Todd Baylson keeps apologizing.
“I’m sorry it’s so confusing,” he said when we met late last month. “I’ll be the first to acknowledge that it is very dense,” he wrote in an email.
He’s talking about the city’s procurement process — how the city contracts with outside vendors to purchase goods or services.
Baylson is the city’s new technology procurement advocate and it’s his job to make this stuff simpler and more transparent. First step? Admitting that it’s neither simple nor all that transparent. Like how the city has five different websites it uses to post contract opportunities. Or how there are two different departments that run city procurement, each with a different set of rules that govern their processes.
It’s also Baylson’s job to get more small- and mid-sized local businesses applying for and nabbing city contracts. The city wants to work with those types of businesses because that’s where the innovation is happening, rather than big corporations that the city traditionally works with, Baylson said. (The downside, of course, startups also represents more risk.) It also wants to promote the local economy. If the Health Department is getting a website redesign, wouldn’t one of the city’s many web dev firms be up to the job? (Remember when no Philly firms applied to build the 311 mobile app?)
Baylson is hosting an event about procurement reform during Philly Tech Week, April 20 at 8:30 a.m.
RSVP
Baylson’s hire is yet another in a string of procurement-related Nutter administration projects, like the creation of a small ($32,000 and under) contracts site called Big Ideas PHL, the launch of an ambitious Bloomberg Philanthropies-backed accelerator FastFWD (along with the goal of turning that experience into tangible lessons) and the release of data around city contracts.
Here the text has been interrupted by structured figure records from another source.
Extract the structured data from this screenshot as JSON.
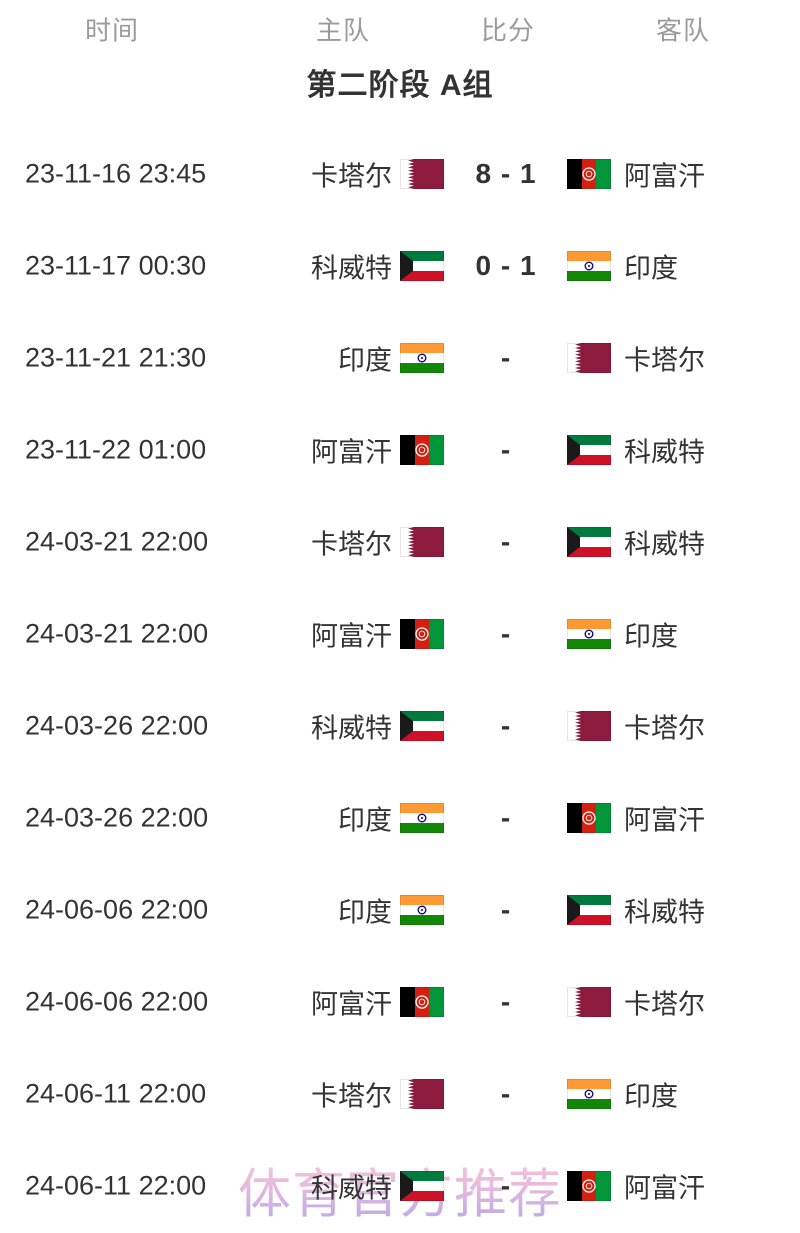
{
  "header": {
    "time": "时间",
    "home": "主队",
    "score": "比分",
    "away": "客队"
  },
  "group_title": "第二阶段 A组",
  "matches": [
    {
      "date": "23-11-16 23:45",
      "home": "卡塔尔",
      "home_flag": "qatar",
      "score": "8 - 1",
      "away": "阿富汗",
      "away_flag": "afghanistan"
    },
    {
      "date": "23-11-17 00:30",
      "home": "科威特",
      "home_flag": "kuwait",
      "score": "0 - 1",
      "away": "印度",
      "away_flag": "india"
    },
    {
      "date": "23-11-21 21:30",
      "home": "印度",
      "home_flag": "india",
      "score": "-",
      "away": "卡塔尔",
      "away_flag": "qatar"
    },
    {
      "date": "23-11-22 01:00",
      "home": "阿富汗",
      "home_flag": "afghanistan",
      "score": "-",
      "away": "科威特",
      "away_flag": "kuwait"
    },
    {
      "date": "24-03-21 22:00",
      "home": "卡塔尔",
      "home_flag": "qatar",
      "score": "-",
      "away": "科威特",
      "away_flag": "kuwait"
    },
    {
      "date": "24-03-21 22:00",
      "home": "阿富汗",
      "home_flag": "afghanistan",
      "score": "-",
      "away": "印度",
      "away_flag": "india"
    },
    {
      "date": "24-03-26 22:00",
      "home": "科威特",
      "home_flag": "kuwait",
      "score": "-",
      "away": "卡塔尔",
      "away_flag": "qatar"
    },
    {
      "date": "24-03-26 22:00",
      "home": "印度",
      "home_flag": "india",
      "score": "-",
      "away": "阿富汗",
      "away_flag": "afghanistan"
    },
    {
      "date": "24-06-06 22:00",
      "home": "印度",
      "home_flag": "india",
      "score": "-",
      "away": "科威特",
      "away_flag": "kuwait"
    },
    {
      "date": "24-06-06 22:00",
      "home": "阿富汗",
      "home_flag": "afghanistan",
      "score": "-",
      "away": "卡塔尔",
      "away_flag": "qatar"
    },
    {
      "date": "24-06-11 22:00",
      "home": "卡塔尔",
      "home_flag": "qatar",
      "score": "-",
      "away": "印度",
      "away_flag": "india"
    },
    {
      "date": "24-06-11 22:00",
      "home": "科威特",
      "home_flag": "kuwait",
      "score": "-",
      "away": "阿富汗",
      "away_flag": "afghanistan"
    }
  ],
  "watermark": {
    "text": "体育官方推荐",
    "color_top": "#f6bcd2",
    "color_bottom": "#a99ae6"
  },
  "colors": {
    "header_text": "#9b9b9b",
    "body_text": "#333333",
    "qatar_maroon": "#8d1b3d",
    "kuwait_green": "#007a3d",
    "kuwait_red": "#ce1126",
    "kuwait_black": "#1a1a1a",
    "india_saffron": "#ff9933",
    "india_green": "#138808",
    "india_navy": "#000080",
    "afghan_black": "#000000",
    "afghan_red": "#d32011",
    "afghan_green": "#009639"
  }
}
Baylson, who spent some time as policy director for former Councilman Bill Green, actually used to work for Textizen, one of the startups in FastFWD’s first class that is contracting with the city right now. He’s been on both sides and it seems to help him in the telling-it-like-it-is department.
Take this stat, which he pointed out during our meeting: When buying services and supplies, the city is legally bound to take the lowest bid. But from Q2 of FY 2012 to Q1 of FY 2013, 29 percent of the 196 services and supplies contracts the city awarded — totaling $90.6 million — only had one applicant. (The city does not have data like this — at least in a “publicly available way” — for professional services, which include things like legal services, software development and subscriptions to online databases, Baylson said.)
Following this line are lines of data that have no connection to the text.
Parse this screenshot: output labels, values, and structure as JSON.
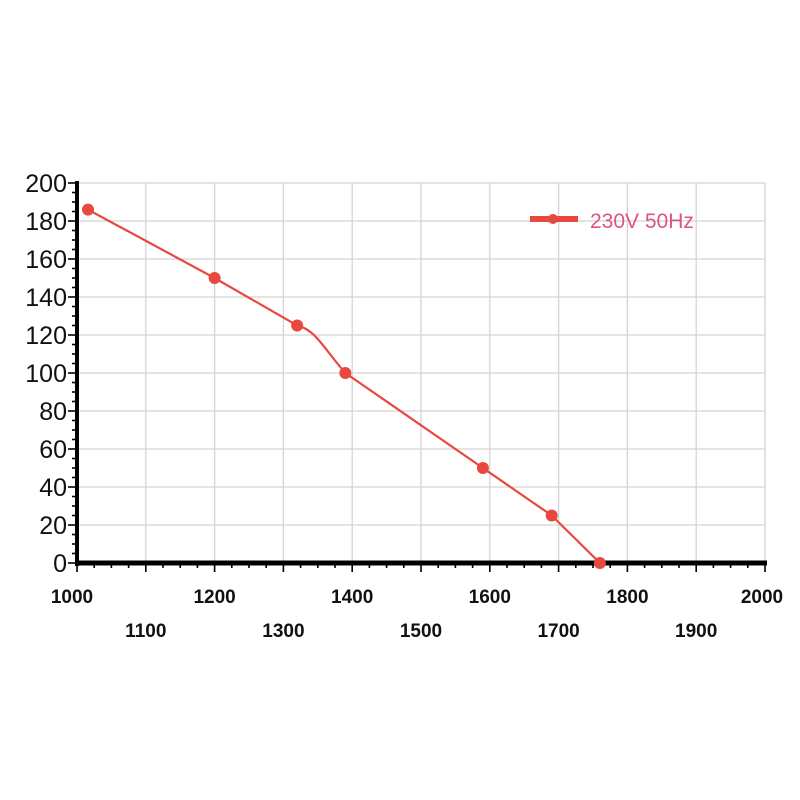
{
  "chart_data": {
    "type": "line",
    "title": "",
    "xlabel": "",
    "ylabel": "",
    "xlim": [
      1000,
      2000
    ],
    "ylim": [
      0,
      200
    ],
    "x_ticks_upper": [
      "1000",
      "1200",
      "1400",
      "1600",
      "1800",
      "2000"
    ],
    "x_ticks_lower": [
      "1100",
      "1300",
      "1500",
      "1700",
      "1900"
    ],
    "y_ticks": [
      "0",
      "20",
      "40",
      "60",
      "80",
      "100",
      "120",
      "140",
      "160",
      "180",
      "200"
    ],
    "grid": true,
    "legend_position": "top-right",
    "series": [
      {
        "name": "230V 50Hz",
        "color": "#e8483e",
        "x": [
          1016,
          1200,
          1320,
          1390,
          1590,
          1690,
          1760
        ],
        "y": [
          186,
          150,
          125,
          100,
          50,
          25,
          0
        ]
      }
    ]
  }
}
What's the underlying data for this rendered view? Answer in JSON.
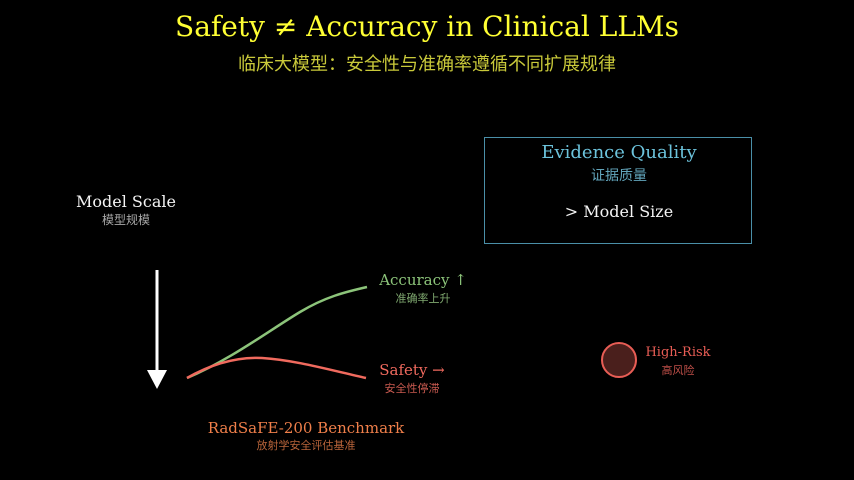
{
  "title": "Safety ≠ Accuracy in Clinical LLMs",
  "subtitle": "临床大模型：安全性与准确率遵循不同扩展规律",
  "model_scale": {
    "label": "Model Scale",
    "label_cn": "模型规模"
  },
  "evidence": {
    "title": "Evidence Quality",
    "title_cn": "证据质量",
    "comparison": "> Model Size"
  },
  "accuracy": {
    "label": "Accuracy ↑",
    "label_cn": "准确率上升",
    "color": "#8cc47a"
  },
  "safety": {
    "label": "Safety →",
    "label_cn": "安全性停滞",
    "color": "#f06a5e"
  },
  "high_risk": {
    "label": "High-Risk",
    "label_cn": "高风险",
    "color": "#e85d55"
  },
  "benchmark": {
    "label": "RadSaFE-200 Benchmark",
    "label_cn": "放射学安全评估基准"
  },
  "colors": {
    "background": "#000000",
    "title": "#ffff33",
    "evidence_border": "#4a8fa8",
    "arrow": "#ffffff"
  }
}
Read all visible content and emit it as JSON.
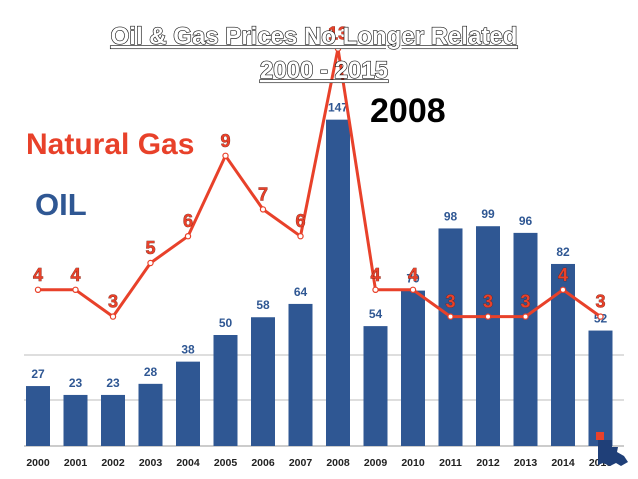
{
  "colors": {
    "oil_bar": "#2f5793",
    "gas_line": "#e8412a",
    "background": "#ffffff",
    "grid": "#bdbdbd"
  },
  "chart_data": {
    "type": "bar",
    "title_line1": "Oil & Gas Prices No Longer Related",
    "title_line2": "2000 - 2015",
    "annotation": "2008",
    "legend": [
      "Natural Gas",
      "OIL"
    ],
    "categories": [
      "2000",
      "2001",
      "2002",
      "2003",
      "2004",
      "2005",
      "2006",
      "2007",
      "2008",
      "2009",
      "2010",
      "2011",
      "2012",
      "2013",
      "2014",
      "2015"
    ],
    "series": [
      {
        "name": "OIL",
        "type": "bar",
        "values": [
          27,
          23,
          23,
          28,
          38,
          50,
          58,
          64,
          147,
          54,
          70,
          98,
          99,
          96,
          82,
          52
        ],
        "labels": [
          "27",
          "23",
          "23",
          "28",
          "38",
          "50",
          "58",
          "64",
          "147",
          "54",
          "70",
          "98",
          "99",
          "96",
          "82",
          "52"
        ]
      },
      {
        "name": "Natural Gas",
        "type": "line",
        "values": [
          4,
          4,
          3,
          5,
          6,
          9,
          7,
          6,
          13,
          4,
          4,
          3,
          3,
          3,
          4,
          3
        ],
        "labels": [
          "4",
          "4",
          "3",
          "5",
          "6",
          "9",
          "7",
          "6",
          "13",
          "4",
          "4",
          "3",
          "3",
          "3",
          "4",
          "3"
        ]
      }
    ],
    "grid": true,
    "legend_placement": "top-left"
  }
}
That’s just one example of the kinds of issues that bog down city procurement, and fixing that is a broader goal to work toward. Meanwhile, Baylson is starting small, especially since “legislative changes can long and arduous,” he said.
Here’s some of what he has planned:
- Running SEO and analytics on the city’s contract sites so that the city can collect data on things like how vendors are getting to each of its sites and how long they’re spending on it.
- Launching email notifications for when new contract opportunities go up (notifications currently exist on one site, Big Ideas PHL, and Baylson is also running a Twitter account for city contract alerts @PHLGovContracts),
- Collecting information from previous vendors on their experience contracting with the city.
- Offering office hours for companies interested in contracting with the city.
He’s also assembled a cross-department working group that will be discussing these issues.
So, what can you do to start getting city contracts? Sign up for notifications on Big Ideas PHL, scan the city’s contract sites for opportunities and email Baylson at todd.baylson@phila.gov if you have any thoughts or questions.
Baylson has an ambitious charge and Mayor Nutter will be out of office by the end of the year. The future of his position, housed in the Nutter-created “innovation team,” is unclear. Still, Baylson said the time to act on procurement issues is now. There’s momentum, there’s interest. It’s important to get things going right now.
“We have a lot of work to do,” he said.